Zwischen der Stadt Hamburg und dem VW-Konzern kann, wer danach sucht, erstaunliche Parallelen entdecken. Beide eint, dass sie nach eigenem Selbstverständnis für den Lauf der Welt von herausgehobener Bedeutung sind. Und beide hatten zuletzt das, was man freundlich eine schlechte Phase nennen könnte: Hamburg, das Tor zur Welt, kosmopolitisch, tolerant, elegant, schlägt sich rum mit Milliardenverlusten aus faulen Schiffskrediten, mit peinlichem Schimmelbefall in der sündteuren Elbphilharmonie und dem Imagedesaster, das das Chaos beim G20-Gipfel dieser Stadt beschert hat. Volkswagen, der Weltkonzern, der Inbegriff deutscher Ingenieurskunst, wurschtelt sich nur mühsam aus dem Diesel-Desaster, immer noch verstört von seinem neuen Status als nationaler Problemfall.

Bald aber sollen bessere Zeiten anbrechen: für Hamburg, für Volkswagen und deshalb irgendwie für alle. Der Konzern und die Stadt haben sich im vergangenen Jahr auf eine "Mobilitätspartnerschaft" geeinigt - und wie es sich für Kooperationen aller Art gehört, begann auch diese mit ambitioniert inszenierten Fotos. Vor dem Rathaus posierten also der Hamburger Bürgermeister Olaf Scholz, SPD, und VW-Vorstandschef Matthias Müller mit einem Elektro-Auto.

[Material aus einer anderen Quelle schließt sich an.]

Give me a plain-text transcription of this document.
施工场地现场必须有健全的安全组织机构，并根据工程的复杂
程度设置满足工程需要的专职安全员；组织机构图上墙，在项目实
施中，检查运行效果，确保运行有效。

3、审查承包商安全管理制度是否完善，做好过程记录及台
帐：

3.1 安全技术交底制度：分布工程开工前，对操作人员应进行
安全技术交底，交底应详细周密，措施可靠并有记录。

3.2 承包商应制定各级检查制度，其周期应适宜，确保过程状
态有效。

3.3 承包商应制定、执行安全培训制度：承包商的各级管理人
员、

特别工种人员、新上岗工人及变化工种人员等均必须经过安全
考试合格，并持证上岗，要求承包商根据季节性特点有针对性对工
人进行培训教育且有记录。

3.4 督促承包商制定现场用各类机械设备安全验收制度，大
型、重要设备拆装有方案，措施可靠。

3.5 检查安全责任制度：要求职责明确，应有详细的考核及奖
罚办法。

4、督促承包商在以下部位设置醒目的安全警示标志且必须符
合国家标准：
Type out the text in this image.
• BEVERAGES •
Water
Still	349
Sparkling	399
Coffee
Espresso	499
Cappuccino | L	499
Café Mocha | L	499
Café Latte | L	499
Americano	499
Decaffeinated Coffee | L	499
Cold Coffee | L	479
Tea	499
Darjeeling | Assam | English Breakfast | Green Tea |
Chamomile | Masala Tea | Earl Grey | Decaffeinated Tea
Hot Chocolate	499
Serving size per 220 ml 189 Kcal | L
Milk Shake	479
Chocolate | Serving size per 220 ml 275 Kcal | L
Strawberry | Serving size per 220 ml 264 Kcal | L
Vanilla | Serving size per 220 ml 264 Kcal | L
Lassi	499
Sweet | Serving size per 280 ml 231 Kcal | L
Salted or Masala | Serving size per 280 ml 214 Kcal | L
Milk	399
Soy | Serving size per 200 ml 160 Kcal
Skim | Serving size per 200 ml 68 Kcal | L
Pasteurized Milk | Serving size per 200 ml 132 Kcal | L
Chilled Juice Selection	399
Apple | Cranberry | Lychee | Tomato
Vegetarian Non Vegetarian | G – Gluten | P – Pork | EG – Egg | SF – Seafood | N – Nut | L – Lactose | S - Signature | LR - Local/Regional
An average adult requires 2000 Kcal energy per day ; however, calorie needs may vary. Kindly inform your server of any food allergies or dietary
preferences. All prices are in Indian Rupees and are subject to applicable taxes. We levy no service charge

Ein großer Moment für Fahrer und Beifahrer

Natürlich setzten sie sich dann auch hinein. Müller überließ Scholz den Platz am Steuer, was sehr höflich ist und außerdem die einzig akzeptable Sitzverteilung für einen Politiker - schließlich muss der sich sonst im nächsten Wahlkampf anhören, wo's lang ginge, bestimme ja ohnehin nur die Industrie. So aber war es unzweifelhaft ein großer Moment für Fahrer und Beifahrer.

Drei Jahre soll die Partnerschaft laufen, und nach den schönen Fotos soll sie nicht weniger als die Ära der modernen, nachhaltigen Mobilität in der Großstadt einläuten. Tatsächlich hat die Stadt einen Entwicklungsschub in Sachen Verkehrsmanagement nötig. Wie in den meisten Großstädten gibt es auch in Hamburg, vor allem in der Innenstadt, viel zu wenig Parkplätze und der Verkehr fließt zäh.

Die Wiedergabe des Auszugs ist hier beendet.